Os valores do arroz no mercado brasileiro interromperam a trajetória de queda e passaram a mostrar maior firmeza ao final do período de entressafra, movimento percebido também no Tocantins. Levantamentos do Centro de Estudos Avançados de Economia Aplicada indicam que os produtores têm buscado reajustar os preços pedidos pelo cereal, o que intensificou as negociações com a indústria e o comércio no estado. Atualmente, a pedida gira em torno de R$80 por saca, enquanto os compradores sinalizam ofertas próximas de R$75, cenário que tem travado os fechamentos de negócio.
A sustentação dos preços ocorre após um ciclo de desvalorização expressiva ao longo de 2025. No encerramento do ano, o arroz foi comercializado no campo a uma média de R$72 por saca, resultado 36% inferior ao observado em 2024. Dados da Fundação Instituto de Pesquisas Econômicas apontam que a queda nos preços ao produtor se refletiu no varejo, com redução aproximada de 25% para o consumidor final.
Nos últimos anos, o mercado orizícola brasileiro tem sido marcado por forte oscilação.

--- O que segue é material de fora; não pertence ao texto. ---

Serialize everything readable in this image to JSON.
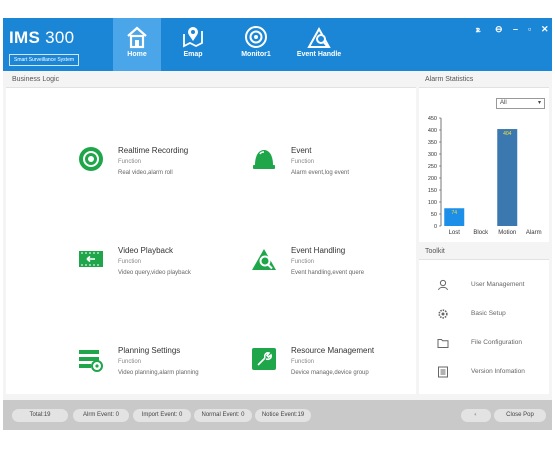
{
  "header": {
    "brand_title": "IMS",
    "brand_version": "300",
    "brand_subtitle": "Smart Surveillance System",
    "tabs": [
      {
        "label": "Home",
        "icon": "home-icon",
        "active": true
      },
      {
        "label": "Emap",
        "icon": "map-pin-icon",
        "active": false
      },
      {
        "label": "Monitor1",
        "icon": "camera-icon",
        "active": false
      },
      {
        "label": "Event Handle",
        "icon": "event-search-icon",
        "active": false
      }
    ],
    "window_controls": [
      "user-icon",
      "lock-icon",
      "minimize-icon",
      "maximize-icon",
      "close-icon"
    ],
    "window_glyphs": {
      "user": "ꭱ",
      "lock": "⊖",
      "minimize": "–",
      "maximize": "▫",
      "close": "✕"
    },
    "accent": "#1b86d6",
    "active_tab_color": "#4aa5e9"
  },
  "main": {
    "title": "Business Logic",
    "features": [
      {
        "title": "Realtime Recording",
        "subtitle": "Function",
        "desc": "Real video,alarm roll",
        "icon": "recording-icon"
      },
      {
        "title": "Event",
        "subtitle": "Function",
        "desc": "Alarm event,log event",
        "icon": "bell-icon"
      },
      {
        "title": "Video Playback",
        "subtitle": "Function",
        "desc": "Video query,video playback",
        "icon": "playback-icon"
      },
      {
        "title": "Event Handling",
        "subtitle": "Function",
        "desc": "Event handling,event quere",
        "icon": "event-handling-icon"
      },
      {
        "title": "Planning Settings",
        "subtitle": "Function",
        "desc": "Video planning,alarm planning",
        "icon": "planning-icon"
      },
      {
        "title": "Resource Management",
        "subtitle": "Function",
        "desc": "Device manage,device group",
        "icon": "resource-icon"
      }
    ],
    "icon_color": "#1fa64a"
  },
  "alarm_stats": {
    "title": "Alarm Statistics",
    "filter_value": "All"
  },
  "chart_data": {
    "type": "bar",
    "categories": [
      "Lost",
      "Block",
      "Motion",
      "Alarm"
    ],
    "values": [
      74,
      0,
      404,
      0
    ],
    "value_labels": [
      "74",
      "",
      "404",
      ""
    ],
    "ylim": [
      0,
      450
    ],
    "yticks": [
      0,
      50,
      100,
      150,
      200,
      250,
      300,
      350,
      400,
      450
    ],
    "colors": [
      "#1d8fe8",
      "#1d8fe8",
      "#3c78b0",
      "#1d8fe8"
    ],
    "label_color": "#f2e23a",
    "grid": false
  },
  "toolkit": {
    "title": "Toolkit",
    "items": [
      {
        "label": "User Management",
        "icon": "user-icon"
      },
      {
        "label": "Basic Setup",
        "icon": "gear-icon"
      },
      {
        "label": "File Configuration",
        "icon": "folder-icon"
      },
      {
        "label": "Version Infomation",
        "icon": "info-icon"
      }
    ]
  },
  "footer": {
    "total": "Total:19",
    "alarm_event": "Alrm Event: 0",
    "import_event": "Import Event: 0",
    "normal_event": "Normal Event: 0",
    "notice_event": "Notice Event:19",
    "close_pop": "Close Pop"
  }
}
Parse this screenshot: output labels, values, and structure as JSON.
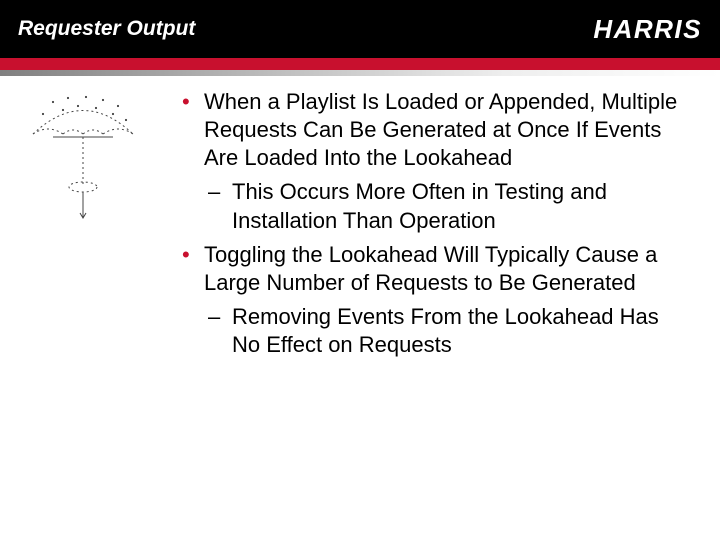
{
  "header": {
    "title": "Requester Output",
    "logo": "HARRIS"
  },
  "bullets": {
    "b1_1": "When a Playlist Is Loaded or Appended, Multiple Requests Can Be Generated at Once If Events Are Loaded Into the Lookahead",
    "b2_1": "This Occurs More Often in Testing and Installation Than Operation",
    "b1_2": "Toggling the Lookahead Will Typically Cause a Large Number of Requests to Be Generated",
    "b2_2": "Removing Events From the Lookahead Has No Effect on Requests"
  }
}
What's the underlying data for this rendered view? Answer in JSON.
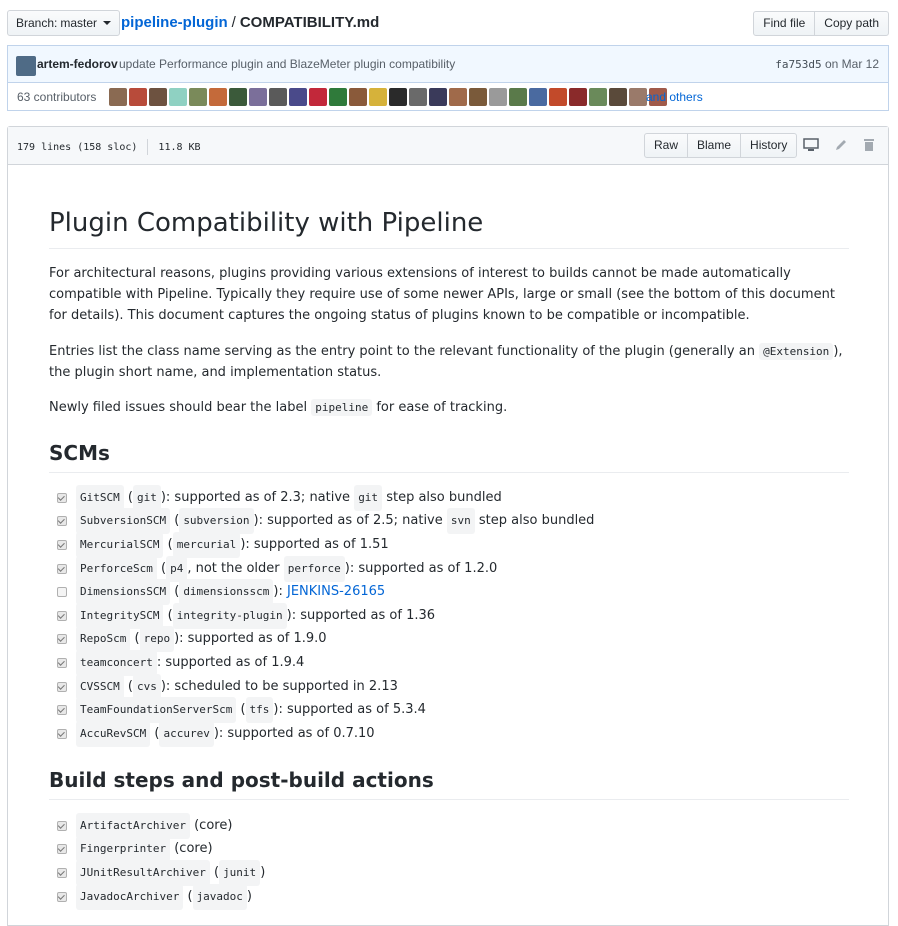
{
  "branch": {
    "label": "Branch:",
    "value": "master"
  },
  "breadcrumb": {
    "repo": "pipeline-plugin",
    "separator": "/",
    "file": "COMPATIBILITY.md"
  },
  "header_buttons": {
    "find_file": "Find file",
    "copy_path": "Copy path"
  },
  "commit": {
    "author": "artem-fedorov",
    "message": "update Performance plugin and BlazeMeter plugin compatibility",
    "sha": "fa753d5",
    "date": "on Mar 12"
  },
  "contributors": {
    "count_label": "63 contributors",
    "others_label": "and others",
    "avatar_colors": [
      "#8a6a52",
      "#b84b3a",
      "#6d5240",
      "#8fd1c2",
      "#7a8a5a",
      "#c46a3a",
      "#3b5a3a",
      "#7b6f9a",
      "#5a5a5a",
      "#4a4a8a",
      "#c2283a",
      "#2f7a3a",
      "#8a5a3a",
      "#d6b23a",
      "#2a2a2a",
      "#6a6a6a",
      "#3a3a5a",
      "#a06a4a",
      "#7a5a3a",
      "#9a9a9a",
      "#5a7a4a",
      "#4a6aa0",
      "#c24a2a",
      "#8a2a2a",
      "#6a8a5a",
      "#5a4a3a",
      "#9a7a6a",
      "#a05a4a"
    ]
  },
  "file": {
    "lines": "179 lines (158 sloc)",
    "size": "11.8 KB",
    "buttons": {
      "raw": "Raw",
      "blame": "Blame",
      "history": "History"
    },
    "icons": [
      "desktop-icon",
      "pencil-icon",
      "trash-icon"
    ]
  },
  "doc": {
    "title": "Plugin Compatibility with Pipeline",
    "intro": "For architectural reasons, plugins providing various extensions of interest to builds cannot be made automatically compatible with Pipeline. Typically they require use of some newer APIs, large or small (see the bottom of this document for details). This document captures the ongoing status of plugins known to be compatible or incompatible.",
    "entries_a": "Entries list the class name serving as the entry point to the relevant functionality of the plugin (generally an",
    "entries_code": "@Extension",
    "entries_b": "), the plugin short name, and implementation status.",
    "issues_a": "Newly filed issues should bear the label",
    "issues_code": "pipeline",
    "issues_b": "for ease of tracking.",
    "scm_heading": "SCMs",
    "scm_items": [
      {
        "checked": true,
        "parts": [
          [
            "c",
            "GitSCM"
          ],
          [
            "t",
            " ("
          ],
          [
            "c",
            "git"
          ],
          [
            "t",
            "): supported as of 2.3; native "
          ],
          [
            "c",
            "git"
          ],
          [
            "t",
            " step also bundled"
          ]
        ]
      },
      {
        "checked": true,
        "parts": [
          [
            "c",
            "SubversionSCM"
          ],
          [
            "t",
            " ("
          ],
          [
            "c",
            "subversion"
          ],
          [
            "t",
            "): supported as of 2.5; native "
          ],
          [
            "c",
            "svn"
          ],
          [
            "t",
            " step also bundled"
          ]
        ]
      },
      {
        "checked": true,
        "parts": [
          [
            "c",
            "MercurialSCM"
          ],
          [
            "t",
            " ("
          ],
          [
            "c",
            "mercurial"
          ],
          [
            "t",
            "): supported as of 1.51"
          ]
        ]
      },
      {
        "checked": true,
        "parts": [
          [
            "c",
            "PerforceScm"
          ],
          [
            "t",
            " ("
          ],
          [
            "c",
            "p4"
          ],
          [
            "t",
            ", not the older "
          ],
          [
            "c",
            "perforce"
          ],
          [
            "t",
            "): supported as of 1.2.0"
          ]
        ]
      },
      {
        "checked": false,
        "parts": [
          [
            "c",
            "DimensionsSCM"
          ],
          [
            "t",
            " ("
          ],
          [
            "c",
            "dimensionsscm"
          ],
          [
            "t",
            "): "
          ],
          [
            "l",
            "JENKINS-26165"
          ]
        ]
      },
      {
        "checked": true,
        "parts": [
          [
            "c",
            "IntegritySCM"
          ],
          [
            "t",
            " ("
          ],
          [
            "c",
            "integrity-plugin"
          ],
          [
            "t",
            "): supported as of 1.36"
          ]
        ]
      },
      {
        "checked": true,
        "parts": [
          [
            "c",
            "RepoScm"
          ],
          [
            "t",
            " ("
          ],
          [
            "c",
            "repo"
          ],
          [
            "t",
            "): supported as of 1.9.0"
          ]
        ]
      },
      {
        "checked": true,
        "parts": [
          [
            "c",
            "teamconcert"
          ],
          [
            "t",
            ": supported as of 1.9.4"
          ]
        ]
      },
      {
        "checked": true,
        "parts": [
          [
            "c",
            "CVSSCM"
          ],
          [
            "t",
            " ("
          ],
          [
            "c",
            "cvs"
          ],
          [
            "t",
            "): scheduled to be supported in 2.13"
          ]
        ]
      },
      {
        "checked": true,
        "parts": [
          [
            "c",
            "TeamFoundationServerScm"
          ],
          [
            "t",
            " ("
          ],
          [
            "c",
            "tfs"
          ],
          [
            "t",
            "): supported as of 5.3.4"
          ]
        ]
      },
      {
        "checked": true,
        "parts": [
          [
            "c",
            "AccuRevSCM"
          ],
          [
            "t",
            " ("
          ],
          [
            "c",
            "accurev"
          ],
          [
            "t",
            "): supported as of 0.7.10"
          ]
        ]
      }
    ],
    "build_heading": "Build steps and post-build actions",
    "build_items": [
      {
        "checked": true,
        "parts": [
          [
            "c",
            "ArtifactArchiver"
          ],
          [
            "t",
            " (core)"
          ]
        ]
      },
      {
        "checked": true,
        "parts": [
          [
            "c",
            "Fingerprinter"
          ],
          [
            "t",
            " (core)"
          ]
        ]
      },
      {
        "checked": true,
        "parts": [
          [
            "c",
            "JUnitResultArchiver"
          ],
          [
            "t",
            " ("
          ],
          [
            "c",
            "junit"
          ],
          [
            "t",
            ")"
          ]
        ]
      },
      {
        "checked": true,
        "parts": [
          [
            "c",
            "JavadocArchiver"
          ],
          [
            "t",
            " ("
          ],
          [
            "c",
            "javadoc"
          ],
          [
            "t",
            ")"
          ]
        ]
      }
    ]
  }
}
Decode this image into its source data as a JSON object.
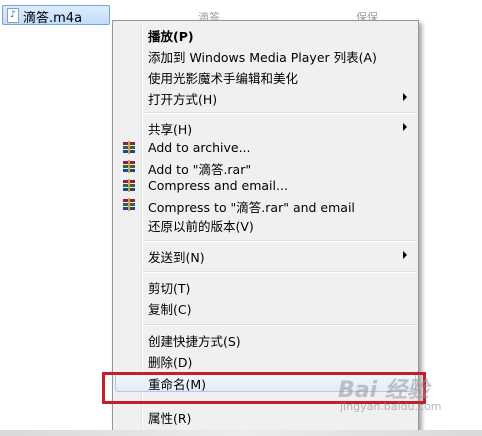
{
  "file": {
    "name": "滴答.m4a",
    "icon": "music-file-icon",
    "col_title": "滴答",
    "col_artist": "保保"
  },
  "menu": {
    "items": [
      {
        "id": "play",
        "label": "播放(P)",
        "bold": true
      },
      {
        "id": "add-to-wmp",
        "label": "添加到 Windows Media Player 列表(A)"
      },
      {
        "id": "beautify",
        "label": "使用光影魔术手编辑和美化"
      },
      {
        "id": "open-with",
        "label": "打开方式(H)",
        "submenu": true
      },
      {
        "id": "share",
        "label": "共享(H)",
        "submenu": true
      },
      {
        "id": "add-archive",
        "label": "Add to archive...",
        "icon": "winrar-icon"
      },
      {
        "id": "add-rar",
        "label": "Add to \"滴答.rar\"",
        "icon": "winrar-icon"
      },
      {
        "id": "compress-email",
        "label": "Compress and email...",
        "icon": "winrar-icon"
      },
      {
        "id": "compress-rar-email",
        "label": "Compress to \"滴答.rar\" and email",
        "icon": "winrar-icon"
      },
      {
        "id": "restore",
        "label": "还原以前的版本(V)"
      },
      {
        "id": "send-to",
        "label": "发送到(N)",
        "submenu": true
      },
      {
        "id": "cut",
        "label": "剪切(T)"
      },
      {
        "id": "copy",
        "label": "复制(C)"
      },
      {
        "id": "create-shortcut",
        "label": "创建快捷方式(S)"
      },
      {
        "id": "delete",
        "label": "删除(D)"
      },
      {
        "id": "rename",
        "label": "重命名(M)",
        "highlighted": true
      },
      {
        "id": "properties",
        "label": "属性(R)"
      }
    ]
  },
  "watermark": {
    "logo": "Bai 经验",
    "url": "jingyan.baidu.com"
  },
  "colors": {
    "highlight_border": "#c41e2a",
    "menu_bg": "#f0f0f0"
  }
}
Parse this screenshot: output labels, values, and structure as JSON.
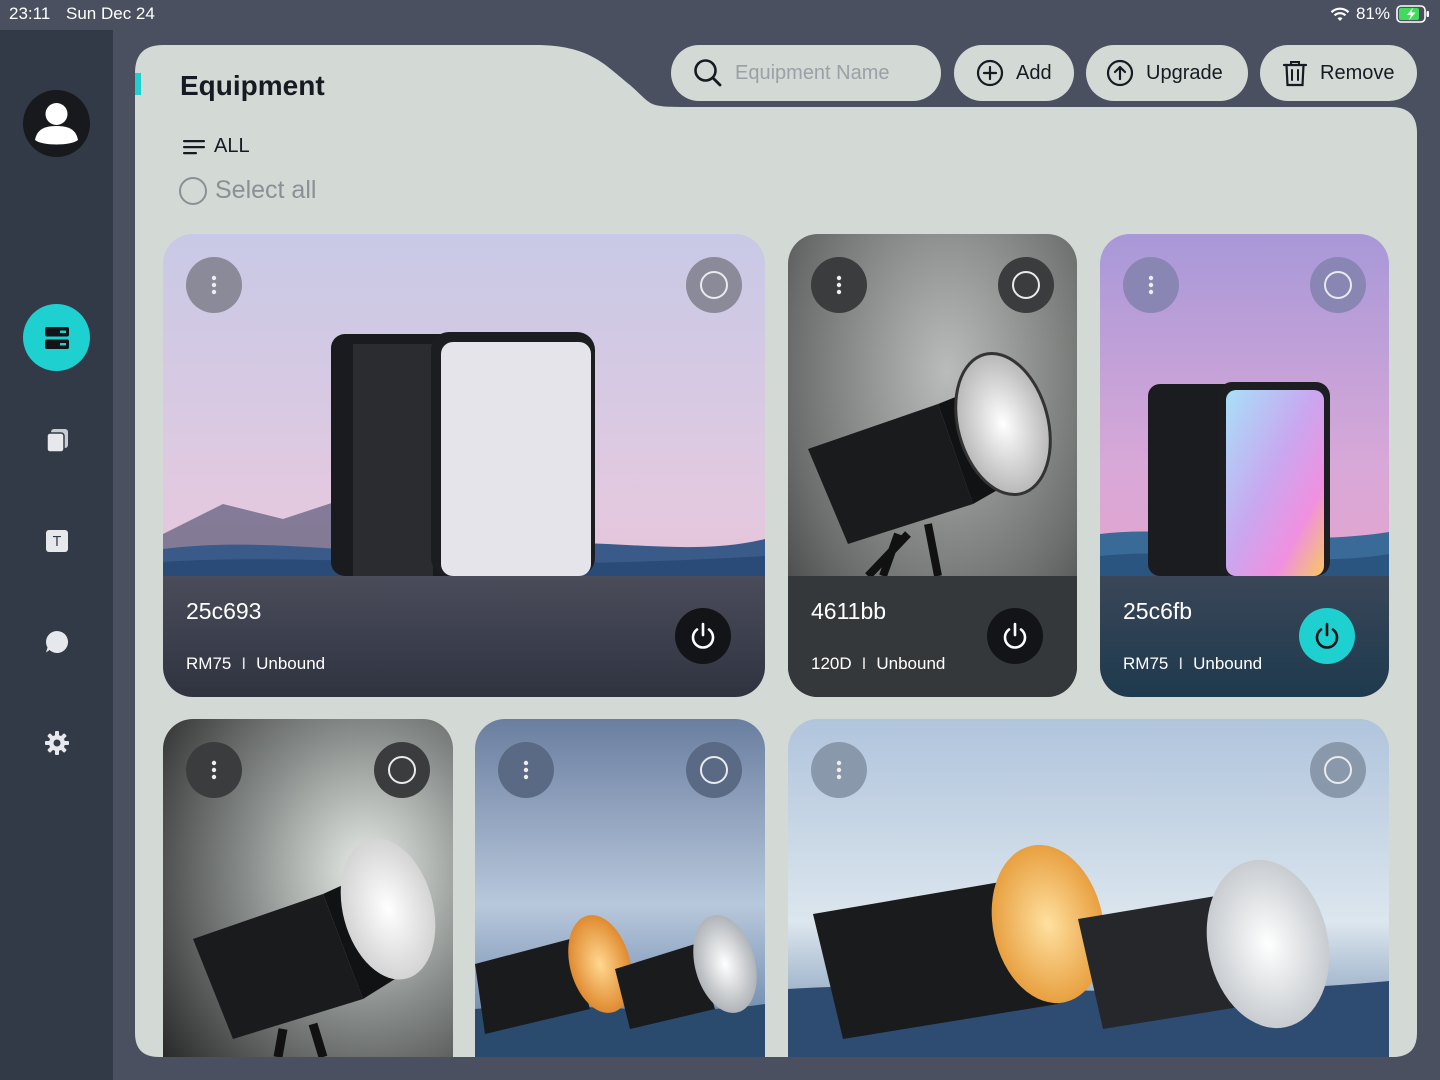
{
  "status_bar": {
    "time": "23:11",
    "date": "Sun Dec 24",
    "battery": "81%"
  },
  "page": {
    "title": "Equipment",
    "filter_label": "ALL",
    "select_all_label": "Select all"
  },
  "toolbar": {
    "search_placeholder": "Equipment Name",
    "add_label": "Add",
    "upgrade_label": "Upgrade",
    "remove_label": "Remove"
  },
  "sidebar": {
    "items": [
      {
        "icon": "devices-icon",
        "active": true
      },
      {
        "icon": "library-icon",
        "active": false
      },
      {
        "icon": "text-icon",
        "active": false
      },
      {
        "icon": "chat-icon",
        "active": false
      },
      {
        "icon": "gear-icon",
        "active": false
      }
    ]
  },
  "cards": [
    {
      "name": "25c693",
      "model": "RM75",
      "separator": "I",
      "status": "Unbound",
      "power_on": false
    },
    {
      "name": "4611bb",
      "model": "120D",
      "separator": "I",
      "status": "Unbound",
      "power_on": false
    },
    {
      "name": "25c6fb",
      "model": "RM75",
      "separator": "I",
      "status": "Unbound",
      "power_on": true
    },
    {},
    {},
    {}
  ],
  "colors": {
    "accent": "#1fd0d0",
    "sidebar": "#323a47",
    "panel": "#d3d9d4",
    "background": "#4a5060"
  }
}
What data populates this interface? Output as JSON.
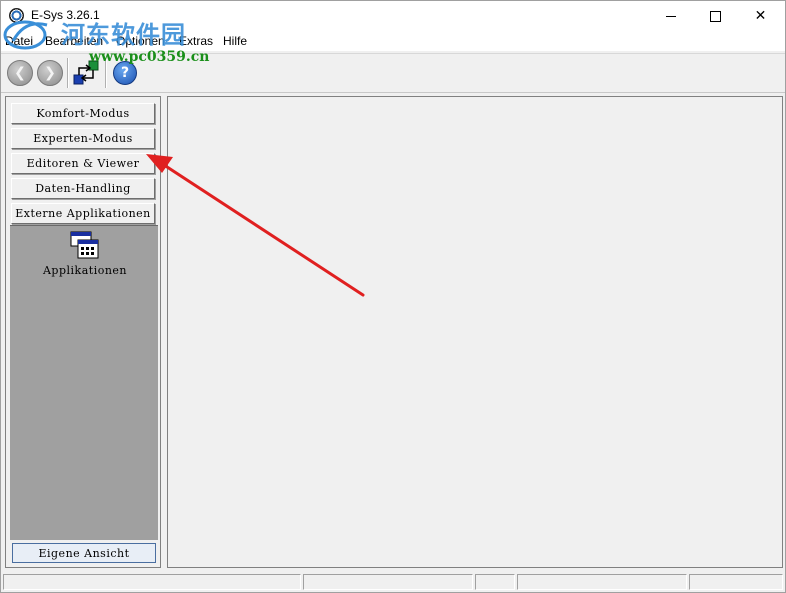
{
  "window": {
    "title": "E-Sys 3.26.1",
    "minimize_glyph": "",
    "maximize_glyph": "",
    "close_glyph": "✕"
  },
  "watermark": {
    "site_name_cn": "河东软件园",
    "url": "www.pc0359.cn"
  },
  "menubar": {
    "items": [
      {
        "label": "Datei"
      },
      {
        "label": "Bearbeiten"
      },
      {
        "label": "Optionen"
      },
      {
        "label": "Extras"
      },
      {
        "label": "Hilfe"
      }
    ]
  },
  "toolbar": {
    "back_icon": "back-arrow-icon",
    "forward_icon": "forward-arrow-icon",
    "transfer_icon": "connection-transfer-icon",
    "help_icon": "help-icon",
    "back_glyph": "❮",
    "forward_glyph": "❯",
    "help_glyph": "?"
  },
  "left_panel": {
    "nav_buttons": [
      {
        "label": "Komfort-Modus"
      },
      {
        "label": "Experten-Modus"
      },
      {
        "label": "Editoren & Viewer"
      },
      {
        "label": "Daten-Handling"
      },
      {
        "label": "Externe Applikationen"
      }
    ],
    "active_section": {
      "tile_label": "Applikationen",
      "tile_icon": "applications-window-icon"
    },
    "bottom_button": "Eigene Ansicht"
  },
  "colors": {
    "annotation_arrow": "#e02020",
    "watermark_text": "#3a8fd8",
    "watermark_url": "#1a8f1a",
    "nav_area_bg": "#a0a0a0"
  }
}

A migração de parte dos produtores para a soja, cultura considerada mais rentável e com maior facilidade de comercialização, levou à diminuição da área destinada ao arroz. Na safra 2023/24, o plantio ficou em 1,48 milhão de hectares, com produção estimada em 10 milhões de toneladas. A menor oferta, somada ao bom desempenho das exportações, elevou o preço médio pago ao produtor para cerca de R$113 por saca em 2024, pressionando também o custo ao consumidor.
O cenário de valorização incentivou a ampliação da área cultivada na safra 2024/25, que resultou em uma colheita recorde de 12,8 milhões de toneladas. Contudo, o aumento da oferta, aliado à retração da demanda externa, voltou a pressionar os preços no campo e no varejo. Como consequência, o Valor Bruto da Produção do arroz recuou de R$24,8 bilhões em 2024 para R$14,4 bilhões no ano seguinte.
Com informções do Levantamentos do Centro de Estudos Avançados de Economia.